Maximienne. — Pourquoi me faire souffrir, quand j'ai le droit d'être heureuse, et le devoir…

Ou encore :

Théodat. — Ah ! Ah ! Ah ! l'Évêque en flagrant délit de péché mortel, mortel, mortel.

Maximienne. — Mes chagrins sont mortels.

C'est en vain que Théodat invoque l'énumération symbolique de sa vêture sacrée : la tentation de l'amour, cœur et chair le saisit, et il ne peut manquer de succomber, et lorsque, ayant dévêtu Maximienne, lorsque, ayant retiré les bijoux et les colliers et les bulles, et les anneaux et les bracelets, la femme apparaît dans son harmonieuse nudité, c'est enveloppée dans la grande chappe épiscopale que Théodat l'emporte vers le lit, souriante et victorieuse.

La vertu de la vie reprend ainsi ses droits sur la pensée et sur le dogme : la gravité et la défaite de Théodat, c'est le symbole le plus pur de toute la pensée de M. de Gourmont, dans sa délicieuse faiblesse passionnée en face de la vie.

II

Lilith est un drame qui peut s'apparenter à La Tentation de saint Antoine, ou plutôt à certains « mystères » : c'est une féerie sacrée. L'élément tragique s'y mêle à un comique familier : l'effroi, le sourire et le blasphème s'y combinent harmonieusement. On trouve dans Lilith un des premiers témoignages du goût que M. de Gourmont prend à sourire doucement au moment même où l'on s'attend à la gravité, et à reprendre le ton grave au moment où du sourire on allait atteindre le rire.

C'est cette attitude de son esprit, si l'on peut appeler ainsi une inclination naturelle, qui lui vaut l'antipathie des esprits qui croient avec cette croyance « sans vergogne », comme disait Schopenhauer. Il faut bien s'attendre à ce que cette façon de n'attacher à rien une extrême importance vaille longtemps encore à M. de Gourmont des inimitiés : et ces inimitiés ne se feront que plus nombreuses à mesure que s'étendra la connaissance de son œuvre. Ce n'est point pour ceux-là que M. de Gourmont a jamais songé à écrire.

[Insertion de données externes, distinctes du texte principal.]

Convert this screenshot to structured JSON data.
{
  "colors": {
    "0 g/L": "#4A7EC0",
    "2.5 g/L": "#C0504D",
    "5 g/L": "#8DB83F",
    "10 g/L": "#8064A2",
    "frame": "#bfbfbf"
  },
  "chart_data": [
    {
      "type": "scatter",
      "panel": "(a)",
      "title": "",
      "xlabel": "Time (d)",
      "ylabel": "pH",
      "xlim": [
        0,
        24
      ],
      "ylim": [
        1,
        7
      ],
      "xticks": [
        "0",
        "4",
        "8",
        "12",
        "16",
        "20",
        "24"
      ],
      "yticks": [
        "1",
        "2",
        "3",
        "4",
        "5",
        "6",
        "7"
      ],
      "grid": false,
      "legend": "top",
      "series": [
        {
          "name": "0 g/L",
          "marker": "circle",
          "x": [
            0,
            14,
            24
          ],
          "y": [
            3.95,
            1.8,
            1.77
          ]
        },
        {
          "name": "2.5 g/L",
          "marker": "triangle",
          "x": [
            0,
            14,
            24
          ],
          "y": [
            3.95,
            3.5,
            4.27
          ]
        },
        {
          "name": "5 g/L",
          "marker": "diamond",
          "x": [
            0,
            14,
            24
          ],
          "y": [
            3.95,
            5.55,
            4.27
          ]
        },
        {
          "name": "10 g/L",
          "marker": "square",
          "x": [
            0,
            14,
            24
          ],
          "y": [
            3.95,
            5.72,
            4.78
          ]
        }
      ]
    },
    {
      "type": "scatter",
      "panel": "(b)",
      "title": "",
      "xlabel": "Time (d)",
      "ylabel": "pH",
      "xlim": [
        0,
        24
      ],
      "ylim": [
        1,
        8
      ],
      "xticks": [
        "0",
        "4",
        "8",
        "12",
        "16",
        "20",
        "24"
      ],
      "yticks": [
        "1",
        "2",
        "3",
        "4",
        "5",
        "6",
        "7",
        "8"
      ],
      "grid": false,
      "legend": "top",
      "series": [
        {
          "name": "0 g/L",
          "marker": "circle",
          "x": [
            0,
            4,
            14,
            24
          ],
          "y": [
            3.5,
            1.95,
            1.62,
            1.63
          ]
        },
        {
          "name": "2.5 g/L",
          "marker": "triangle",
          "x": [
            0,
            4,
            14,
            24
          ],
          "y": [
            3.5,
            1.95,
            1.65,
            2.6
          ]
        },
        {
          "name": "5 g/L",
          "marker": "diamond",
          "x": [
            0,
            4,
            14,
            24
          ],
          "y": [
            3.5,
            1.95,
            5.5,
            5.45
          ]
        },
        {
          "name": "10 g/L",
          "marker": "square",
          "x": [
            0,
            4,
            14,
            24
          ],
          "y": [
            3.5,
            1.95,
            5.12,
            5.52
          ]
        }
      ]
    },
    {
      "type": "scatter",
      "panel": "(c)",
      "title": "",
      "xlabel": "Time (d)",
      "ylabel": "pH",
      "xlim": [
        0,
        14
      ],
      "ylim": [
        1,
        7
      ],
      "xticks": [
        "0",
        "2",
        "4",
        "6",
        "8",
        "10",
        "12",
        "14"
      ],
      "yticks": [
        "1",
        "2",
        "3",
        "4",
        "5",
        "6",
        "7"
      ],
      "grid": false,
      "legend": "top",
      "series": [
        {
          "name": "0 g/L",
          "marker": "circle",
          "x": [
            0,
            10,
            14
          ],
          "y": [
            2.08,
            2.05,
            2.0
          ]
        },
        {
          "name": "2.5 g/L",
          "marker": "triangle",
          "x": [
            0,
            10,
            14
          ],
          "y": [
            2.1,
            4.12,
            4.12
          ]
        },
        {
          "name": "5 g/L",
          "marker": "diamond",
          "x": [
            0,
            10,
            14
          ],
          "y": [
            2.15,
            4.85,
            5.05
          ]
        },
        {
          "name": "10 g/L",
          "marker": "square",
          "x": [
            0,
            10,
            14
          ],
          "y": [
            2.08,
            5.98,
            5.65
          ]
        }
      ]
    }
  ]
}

Lilith n'est, à vrai dire, que l'histoire de la création et du péché originel. Ce n'est que cela. Il n'y a guère de sujet plus vaste, n'est-il pas vrai, ni dont on puisse tirer davantage de propositions différentes ; celles de M. de Gourmont sont ingénieuses et profondes en dépit de leur allure plaisante.

La scène s'y passe tour à tour dans la vallée d'Hébron, au Paradis terrestre, en Enfer, sur les bords de l'Euphrate et dans une forêt.

La joie règne dans la vallée d'Hébron où Jéhovah se promène avec tranquillité, parmi l'universel contentement, en répétant : « Mon œuvre est bonne, mon œuvre est bonne ». Autour de lui se succèdent les cantiques des Anges, des Séraphins, des Trônes, des Vertus, des Dominations, etc. ; tout le personnel séraphique au grand complet loue l'œuvre du Seigneur avec une courtisane complaisance qui fait, à juste titre, s'écrier à Satan qui rôde par là : « Que ces chœurs sont fatigants et, pendant toutes ces adorations, la pensée de mon maître échappe à ma subtilité, Seigneur. »

Jéhovah annonce alors son dessein de créer l'homme.

Gabriel, écoute-moi, je vais façonner de mes mains celui qui sera le roi du monde. Va trouver la Terre et demande-lui quelques poignées d'argile : de la blanche, de la noire, de la rouge, de la jaune et de la bleue. Avec cela je formerai le Prince Terrestre, le vrai fils de la Terre et son maître, l'Homme.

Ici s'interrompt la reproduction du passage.